Im struggling with the following question:
"Suppose that $X$ is a topological space admitting a cell decomposition whose only non-zero homology groups are $$ H_0(X) = \mathbb{Z} \oplus \mathbb{Z}, H_1(X) = (\mathbb{Z}/2), H_2(X) = \mathbb{Z}, H_3(X) = \mathbb{Z} \oplus (\mathbb{Z}/3). $$ Show that any cell decomposition of X has at least 8 cells."

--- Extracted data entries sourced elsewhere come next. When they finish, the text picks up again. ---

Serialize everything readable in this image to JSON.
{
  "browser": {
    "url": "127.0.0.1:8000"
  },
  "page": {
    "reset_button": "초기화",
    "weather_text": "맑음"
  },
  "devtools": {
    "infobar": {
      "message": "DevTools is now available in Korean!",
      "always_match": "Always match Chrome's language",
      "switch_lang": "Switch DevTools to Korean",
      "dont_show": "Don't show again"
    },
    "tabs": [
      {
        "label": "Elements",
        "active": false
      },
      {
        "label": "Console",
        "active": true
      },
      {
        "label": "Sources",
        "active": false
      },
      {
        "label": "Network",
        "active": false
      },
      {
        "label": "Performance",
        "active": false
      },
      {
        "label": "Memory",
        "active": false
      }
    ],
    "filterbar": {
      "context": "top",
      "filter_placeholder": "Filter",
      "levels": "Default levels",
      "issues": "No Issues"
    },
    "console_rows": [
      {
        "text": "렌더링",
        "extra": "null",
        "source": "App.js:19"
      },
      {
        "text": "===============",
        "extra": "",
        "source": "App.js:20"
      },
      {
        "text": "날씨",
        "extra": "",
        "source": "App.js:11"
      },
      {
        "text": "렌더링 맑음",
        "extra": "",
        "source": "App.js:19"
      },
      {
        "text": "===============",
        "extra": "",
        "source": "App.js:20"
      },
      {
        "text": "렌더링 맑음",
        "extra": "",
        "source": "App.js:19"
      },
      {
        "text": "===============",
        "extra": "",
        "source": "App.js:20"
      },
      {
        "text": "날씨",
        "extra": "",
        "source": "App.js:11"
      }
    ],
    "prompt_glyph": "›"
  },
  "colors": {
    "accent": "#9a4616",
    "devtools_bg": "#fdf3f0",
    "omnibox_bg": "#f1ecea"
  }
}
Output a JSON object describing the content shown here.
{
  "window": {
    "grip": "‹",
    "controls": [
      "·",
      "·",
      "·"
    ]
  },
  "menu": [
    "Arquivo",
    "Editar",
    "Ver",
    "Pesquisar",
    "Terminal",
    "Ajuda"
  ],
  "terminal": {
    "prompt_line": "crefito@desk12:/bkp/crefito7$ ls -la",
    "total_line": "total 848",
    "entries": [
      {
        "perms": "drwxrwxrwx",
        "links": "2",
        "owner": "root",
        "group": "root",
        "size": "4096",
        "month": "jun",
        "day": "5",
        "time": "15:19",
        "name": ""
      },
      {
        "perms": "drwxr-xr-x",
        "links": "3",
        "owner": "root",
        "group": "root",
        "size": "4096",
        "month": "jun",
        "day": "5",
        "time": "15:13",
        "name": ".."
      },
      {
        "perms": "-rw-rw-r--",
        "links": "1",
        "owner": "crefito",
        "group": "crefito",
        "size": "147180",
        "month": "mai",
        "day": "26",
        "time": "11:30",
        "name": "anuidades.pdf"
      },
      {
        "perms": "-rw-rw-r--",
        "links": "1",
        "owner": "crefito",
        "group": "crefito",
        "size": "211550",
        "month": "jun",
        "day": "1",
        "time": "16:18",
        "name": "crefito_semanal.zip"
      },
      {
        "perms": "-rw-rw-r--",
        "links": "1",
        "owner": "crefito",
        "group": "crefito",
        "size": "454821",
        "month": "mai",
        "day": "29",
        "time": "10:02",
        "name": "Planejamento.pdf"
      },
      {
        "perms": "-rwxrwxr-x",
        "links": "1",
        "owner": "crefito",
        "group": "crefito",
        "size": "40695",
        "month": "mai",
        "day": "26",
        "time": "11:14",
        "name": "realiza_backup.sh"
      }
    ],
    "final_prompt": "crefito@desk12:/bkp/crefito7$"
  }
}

I assumed that we had $a$ 0-cells, $b$ 1-cells , $c$ 2-cells and $d$ 3-cells. So constructed a chain group $$ 0\rightarrow\mathbb{Z}^d\xrightarrow{\partial_3}\mathbb{Z}^c\xrightarrow{\partial_2}\mathbb{Z}^b\xrightarrow{\partial_1}\mathbb{Z}^a\rightarrow 0 $$ So obviously we can see from the homologies that we must have $a\geq 2$, $b\geq 1$, c$\geq 1$ and $d\geq 2$. I then attempted to show that if $a=2$ or $d=2$ we would get a contradiction and then this would give us that $a+b+c+d\geq 8$, but I struggled to do so. Any help or advice would be appreciated.
The rank $b_2$ of the image of $\partial_2$ is not trivial since $H_1(X)$ has torsion. This implies that $c\geq 2$. Since $H_3(X)$ has torsion, the image of $\partial_4$ is not trivial, we deduce that $e\geq 1$ where $e$ is the number of $4$ cells.